On peut assimiler ce projet à un « happening », avec lequel le public devient acteur, l’artiste recueillant les réactions à travers sa caméra. Le projet prend alors une dimension quasi théâtrale, impression renforcée par la structure du pavillon : si l’on ouvre la porte en haut des marches et que l’on regarde à l’intérieur de la copie du bâtiment, l’espace d’exposition figure une petite scène. Mais Rumiak va plus loin, par un jeu constant de mise en abyme et de paradoxes. Il veut prouver que tout le monde peut participer à la Biennale, défendant l’idée que la taille de ce que l’on y présente importe peu. « Mon travail ne me donne pas le profil d’un participant à la Biennale(...). Mon idée est que si vous voulez figurer dans un pavillon officiel, construisez-le, amenez-le à Venise, et vous serez dedans ! »

Il se place à rebours de toute compétition, sans but de plaire ni de répondre aux attentes d’un public habitué, auprès duquel il est difficile de saisir du spontané, de l’authentique. L’invité traditionnel de la Biennale sait qu’il sera à Venise, et crée son projet suite à cette désignation. Rumiak retrace un parcours inversé, à la rencontre d’un public, se concentrant sur le processus de réaction, Venise symbolisant la ligne d’arrivée. Son objectif n’est pas l’ironie, la contestation, mais plutôt une affirmation. Très remarqué à Venise, le pavillon polonais se voulait alternatif ; en jouant avec les symboles – plaçant un drapeau polonais sur le toit du pavillon alors que seuls les pavillons russe et ukrainien arborent leur drapeau national, organisant son départ du pied d’un terril – Rumiak fait la démonstration que chaque événement alternatif appelle lui-même son propre alternatif, et permet de trouver une alternative à la contestation. Paradoxalement, la possibilité de sortir de ce cercle artistique est amenée par l’art, de même que la possibilité de regarder l’art avec distance par lui, sans snobisme, sans fétichisme.
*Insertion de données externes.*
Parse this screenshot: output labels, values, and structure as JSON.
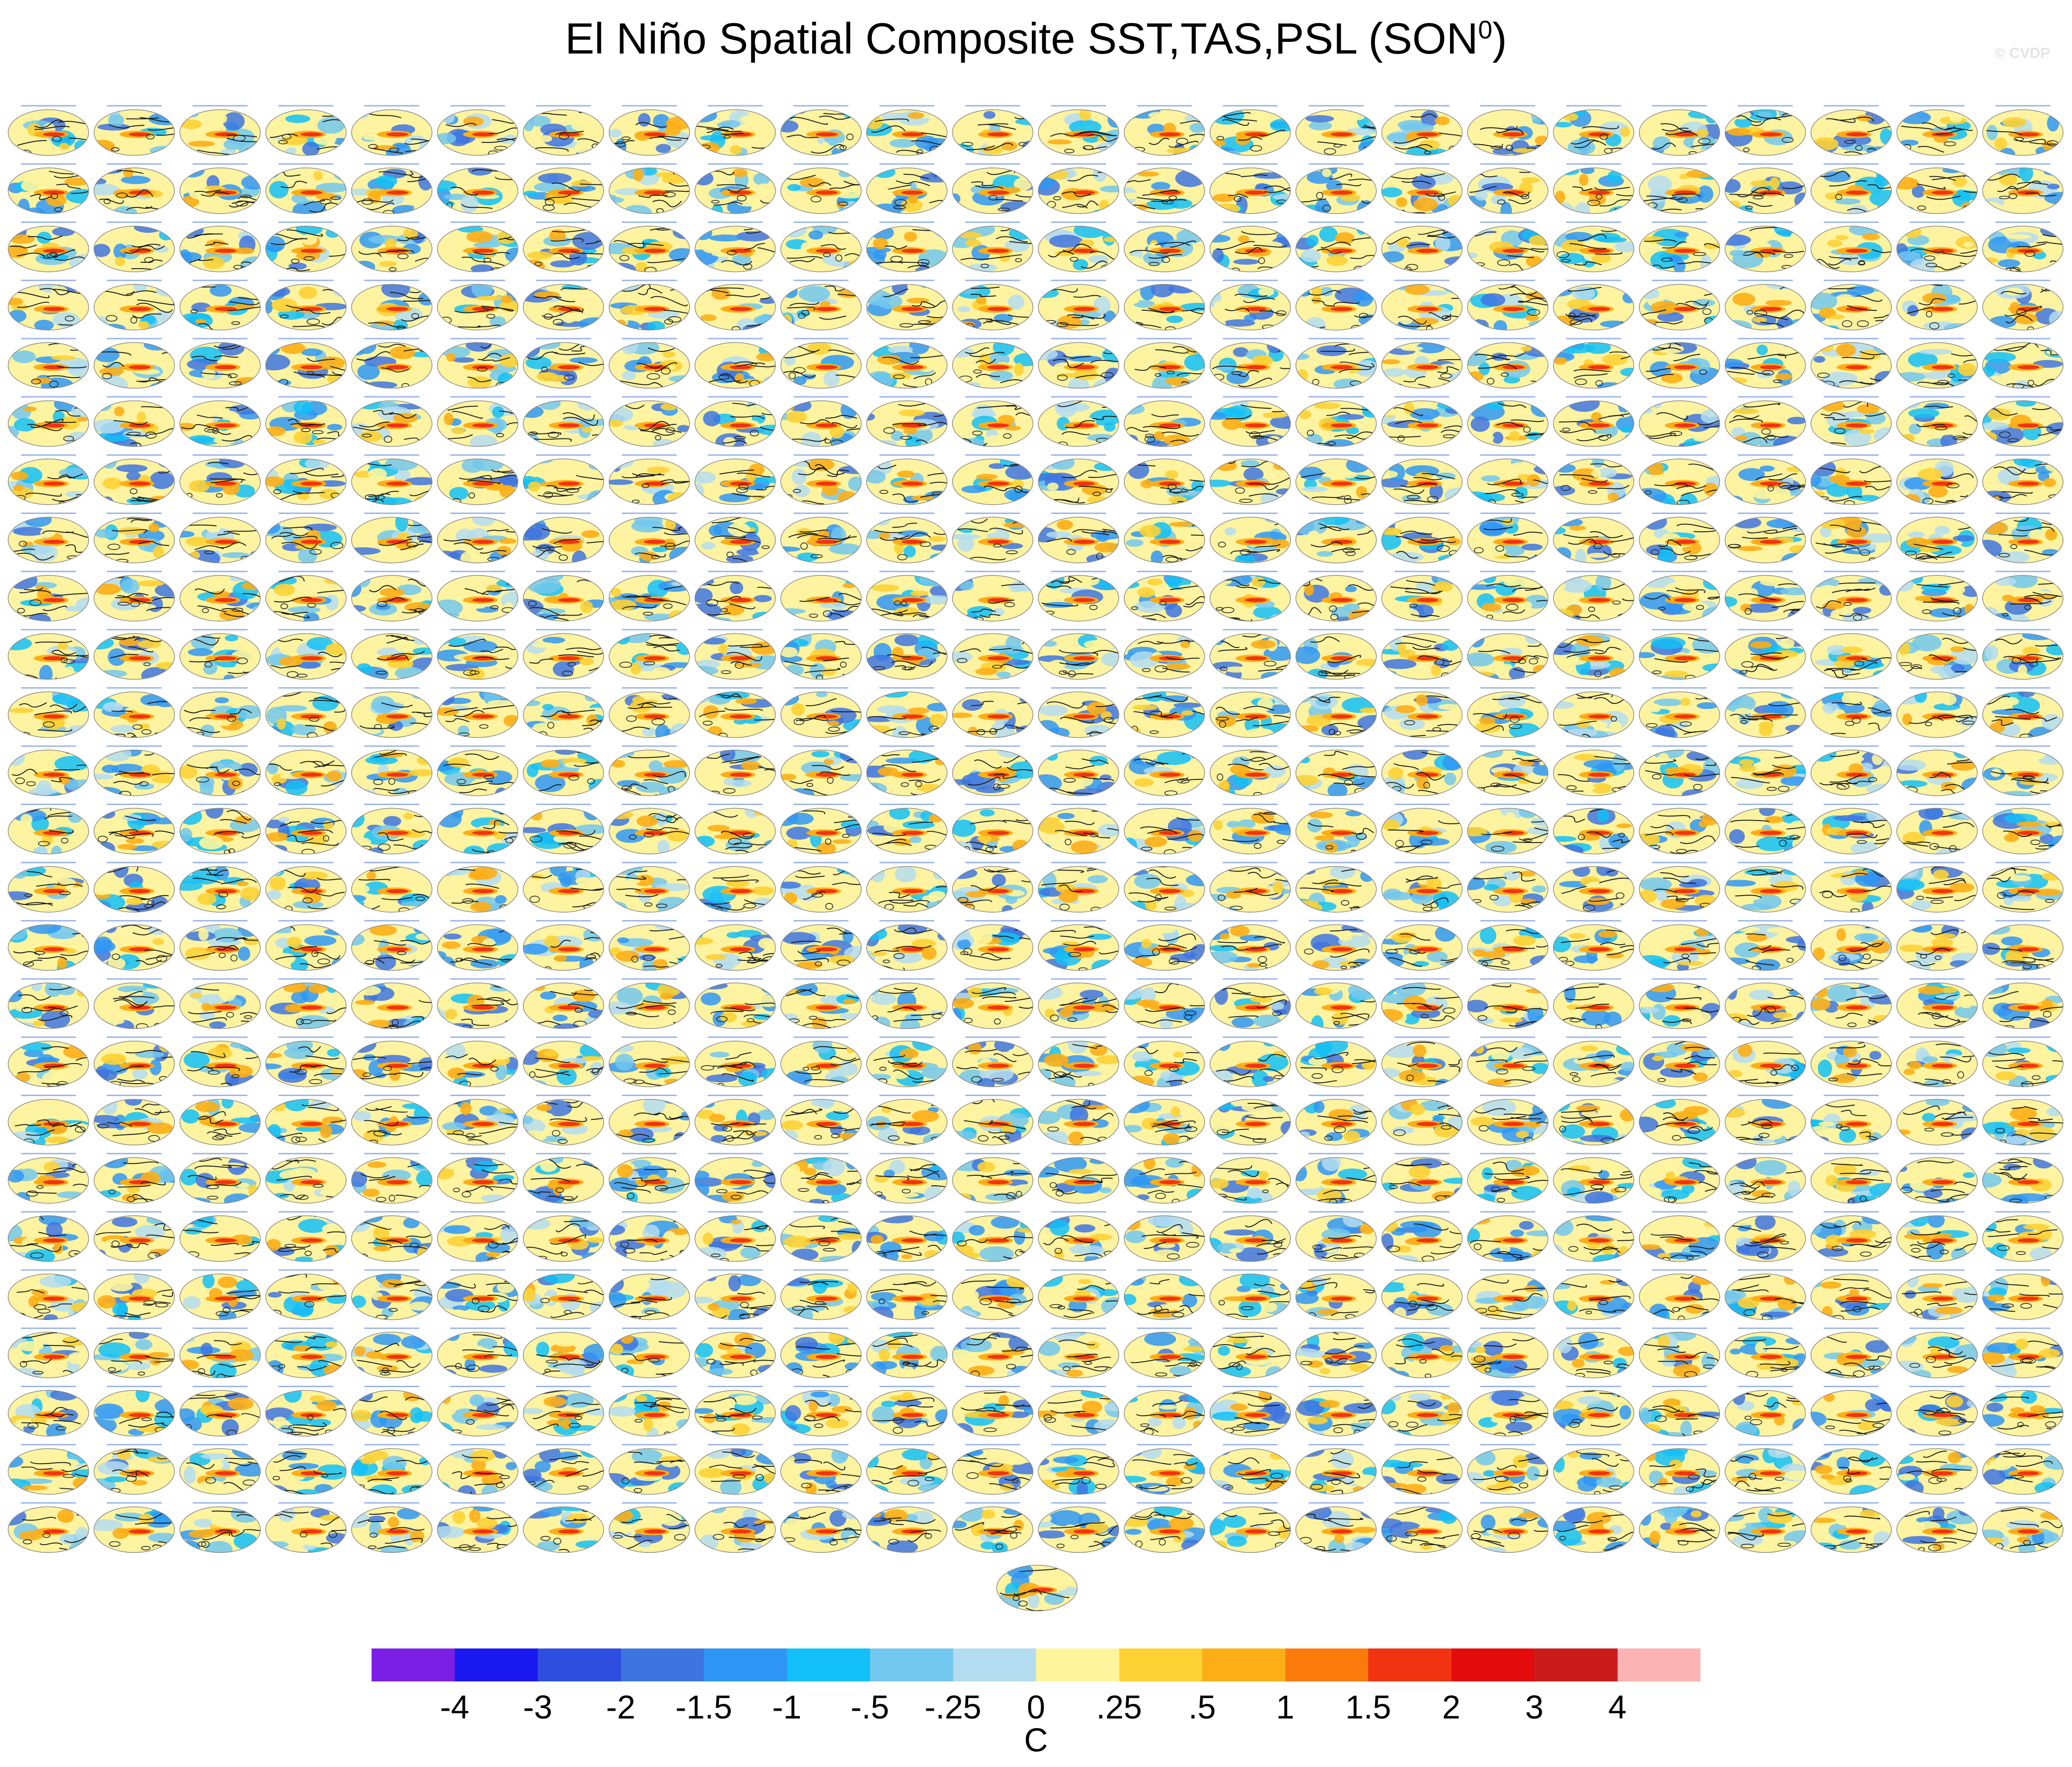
{
  "title": "El Niño Spatial Composite SST,TAS,PSL (SON",
  "title_superscript": "0",
  "title_close": ")",
  "watermark": "© CVDP",
  "grid": {
    "rows": 25,
    "cols": 24,
    "extra_panels": 1,
    "panel_description_icon": "globe-map-icon"
  },
  "colorbar": {
    "colors": [
      "#7c1fe6",
      "#1a18f0",
      "#2e4edf",
      "#3e74e0",
      "#2f96f5",
      "#12bff8",
      "#72c7ee",
      "#b4dcf0",
      "#fdf59c",
      "#fdd235",
      "#fdae16",
      "#fb7a0c",
      "#f23311",
      "#e30b0b",
      "#cc1b1b",
      "#fbb3b3"
    ],
    "labels": [
      "-4",
      "-3",
      "-2",
      "-1.5",
      "-1",
      "-.5",
      "-.25",
      "0",
      ".25",
      ".5",
      "1",
      "1.5",
      "2",
      "3",
      "4"
    ],
    "units": "C"
  }
}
De la même manière que Monika Sosnowska, au sein du pavillon polonais, s’intéresse à l’erreur, à l’échec, au manque, à l’absurde, à ce qui est hors de l’aspect fonctionnel, introduisant notamment le chaos dans son architecture, Rumiak laisse la place large à l’incertitude, à l’inattendu. Peu importe ce qu’a été l’idée première, ce projet est avant tout une belle échappée, une fuite hors cadre à la rencontre des autres, la reconquête de quelque chose qui ressemble au réel.